Listen to the real scam below:
In one of the Social Security scams circulating, a caller claiming to be from the Social Security Administration informs you that there has been suspicious identity theft activity involving your SSN. You are urged to purchase a prepaid debit card, iTunes gift card or other reloadable funds card and transfer all of your money out of your bank accounts and onto that card. This is supposed to keep those dangerous hackers from getting your money. The agent calls back later to confirm that you have done it, and then tells you the Social Security Administration will record the card’s account number and PIN number in your file, supposedly to protect your money in case something happens to that card. Once you read the card number and the PIN number to the fake agent, they will drain the funds off the card and you will now be completely broke.
The more common of the Social Security scams, is to call a potential victim and claim that their SSN has been suspended. This scam has actually been at work for some time, but there has recently been a renewed number of victim reports. In this Social Security scam, a fake agent tells you that your number has been suspended due to possible identity theft, meaning you will no longer receive benefits, it can no longer be used for health care or other benefits. You are required to confirm your SSN and some other sensitive personal information for the agent in order to reinstate your SSN. After you confirm your personal identifying information, the fake agent steals your identity and uses it for a variety of malicious activities, including opening new lines of credit and claiming your benefits.

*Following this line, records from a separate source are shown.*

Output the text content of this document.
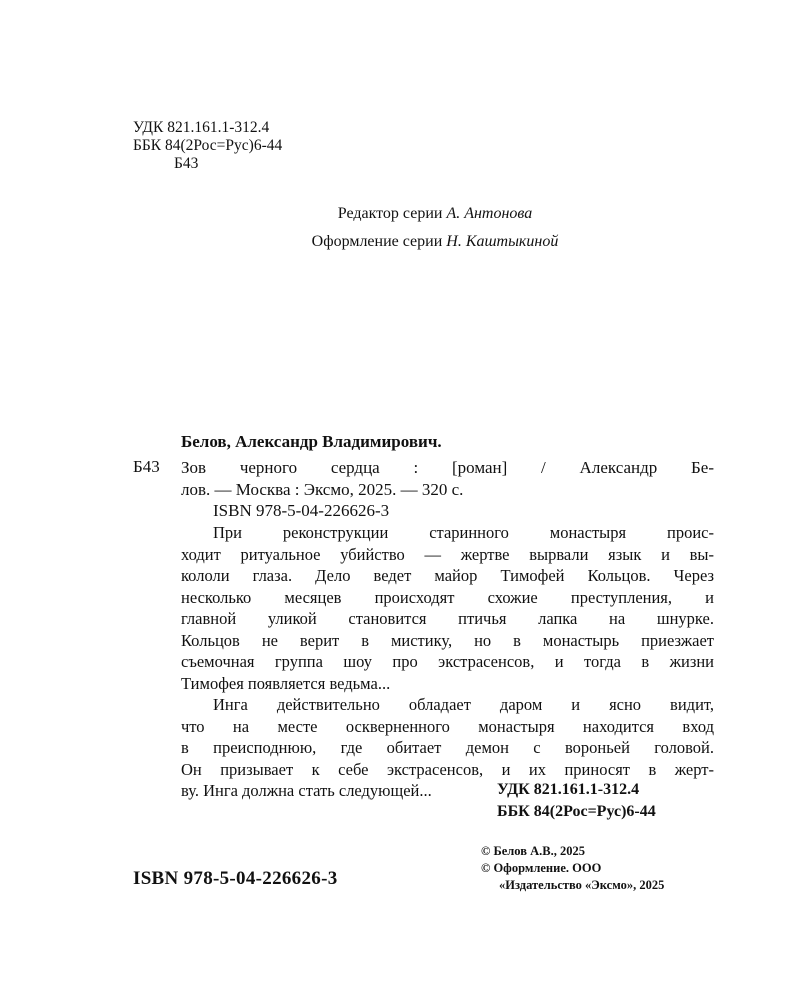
УДК 821.161.1-312.4
ББК 84(2Рос=Рус)6-44
Б43
Редактор серии А. Антонова
Оформление серии Н. Каштыкиной
Белов, Александр Владимирович.
Б43 Зов черного сердца : [роман] / Александр Бе-
лов. — Москва : Эксмо, 2025. — 320 с.
ISBN 978-5-04-226626-3
При реконструкции старинного монастыря проис-
ходит ритуальное убийство — жертве вырвали язык и вы-
кололи глаза. Дело ведет майор Тимофей Кольцов. Через
несколько месяцев происходят схожие преступления, и
главной уликой становится птичья лапка на шнурке.
Кольцов не верит в мистику, но в монастырь приезжает
съемочная группа шоу про экстрасенсов, и тогда в жизни
Тимофея появляется ведьма...
Инга действительно обладает даром и ясно видит,
что на месте оскверненного монастыря находится вход
в преисподнюю, где обитает демон с вороньей головой.
Он призывает к себе экстрасенсов, и их приносят в жерт-
ву. Инга должна стать следующей...	УДК 821.161.1-312.4
ББК 84(2Рос=Рус)6-44
© Белов А.В., 2025
© Оформление. ООО
«Издательство «Эксмо», 2025
ISBN 978-5-04-226626-3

In order to protect yourself, you must adopt one ridiculously easy habit: never believe what you hear over the phone. It is far too easy to scam people via phone, and thanks to simple tools that anyone can acquire, the scammer can even change their phone number on your caller ID in order to look legitimate. Therefore, it is vital that you ignore any warning or request from anyone who calls you—and the same is true for emails, social media messages or texts. If there is a genuine problem with your account or your information, you can always contact the organization, agency, or business directly to put the matter to rest.